The Bank of England said it would delay the start of a programme to sell down its 838 billion pounds of government bond holdings, which had been due to begin next week
The Bank of England said it would delay the start of a programme to sell down its 838 billion pounds of government bond holdings, which had been due to begin next week
The Bank of England said on Wednesday that it would buy as many long-dated government bonds as needed between now and October 14 to stabilise financial markets, after a slump in British gilt prices since a government fiscal statement on Friday.
Citing potential risks to U.K. financial stability, the BoE also said it would delay the start of a programme to sell down its 838 billion pounds ($891 billion) of government bond holdings, which had been due to begin next week.
It added that it remained committed to an 80 billion pound reduction over the next 12 months in holdings of bonds bought under its quantitative easing programme following the global financial crisis and during the COVID-19 pandemic.
British 30-year bond yields hit their highest since 2002 on Wednesday, before the BoE announcement, and traders complained it was becoming increasingly hard to buy and sell bonds as no one wanted the risk of holding such a volatile asset.
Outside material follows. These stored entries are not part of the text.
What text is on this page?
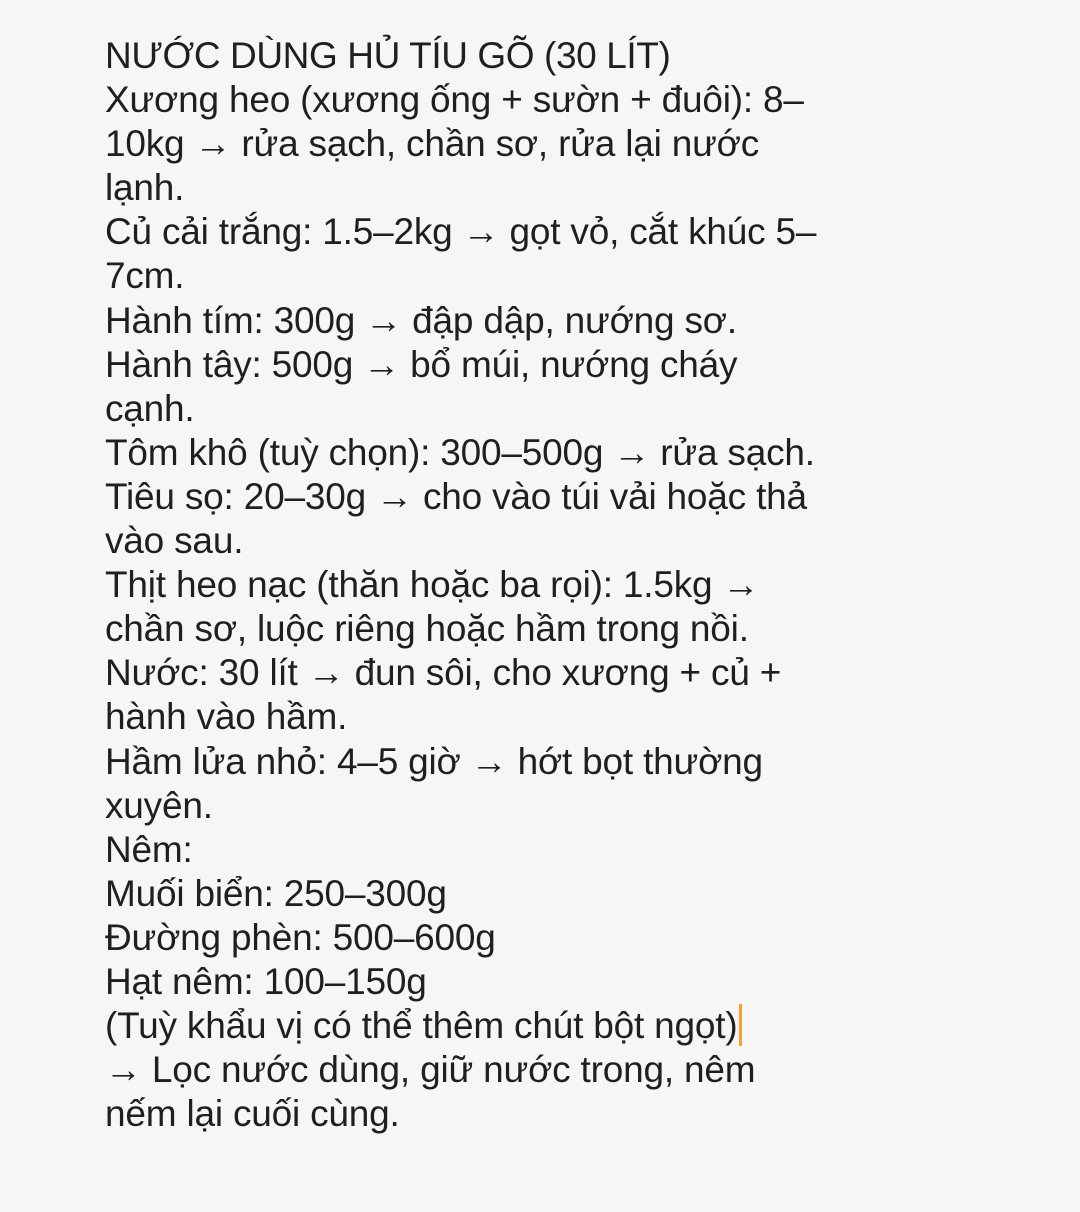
NƯỚC DÙNG HỦ TÍU GÕ (30 LÍT)
Xương heo (xương ống + sườn + đuôi): 8–10kg → rửa sạch, chần sơ, rửa lại nước lạnh.
Củ cải trắng: 1.5–2kg → gọt vỏ, cắt khúc 5–7cm.
Hành tím: 300g → đập dập, nướng sơ.
Hành tây: 500g → bổ múi, nướng cháy cạnh.
Tôm khô (tuỳ chọn): 300–500g → rửa sạch.
Tiêu sọ: 20–30g → cho vào túi vải hoặc thả vào sau.
Thịt heo nạc (thăn hoặc ba rọi): 1.5kg → chần sơ, luộc riêng hoặc hầm trong nồi.
Nước: 30 lít → đun sôi, cho xương + củ + hành vào hầm.
Hầm lửa nhỏ: 4–5 giờ → hớt bọt thường xuyên.
Nêm:
Muối biển: 250–300g
Đường phèn: 500–600g
Hạt nêm: 100–150g
(Tuỳ khẩu vị có thể thêm chút bột ngọt)
→ Lọc nước dùng, giữ nước trong, nêm nếm lại cuối cùng.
The BoE said it had no choice but to intervene. The Treasury said it would indemnify the operations.
“Were dysfunction in this market to continue or worsen, there would be a material risk to U.K. financial stability,” the BoE said. “This would lead to an unwarranted tightening of financing conditions and a reduction of the flow of credit to the real economy.”
The central bank put no fixed limit on the scale of its intervention.
“The purpose of these purchases will be to restore orderly market conditions. The purchases will be carried out on whatever scale is necessary to effect this outcome,” it said.
The BoE last intervened in the gilt market to stem market turmoil in March 2020, when the pandemic roiled markets, expanding its then-dormant quantitative easing programme by hundreds of billions of pounds.
In contrast to then, the BoE said on Wednesday that the intervention would be strictly temporary and would be “unwound in a smooth and orderly fashion once risks to market functioning are judged to have subsided”.
The intervention nonetheless had an immediate market impact. Thirty-year gilt yields dropped around 50 basis points, reversing Tuesday’s losses but still well above their level at the end of last week.
Markets have been baulking at the unfunded tax cuts that formed part of new Finance Minister Kwasi Kwarteng’s first fiscal statement on Friday.
“With the announcement just now (the BoE) have put something of a floor under the market in the short term. However, the pro-cyclical fiscal policy remains and as such the respite may not be long-lasting,” said Charles Diebel, head of fixed-income strategy at Mediolanum Asset Management.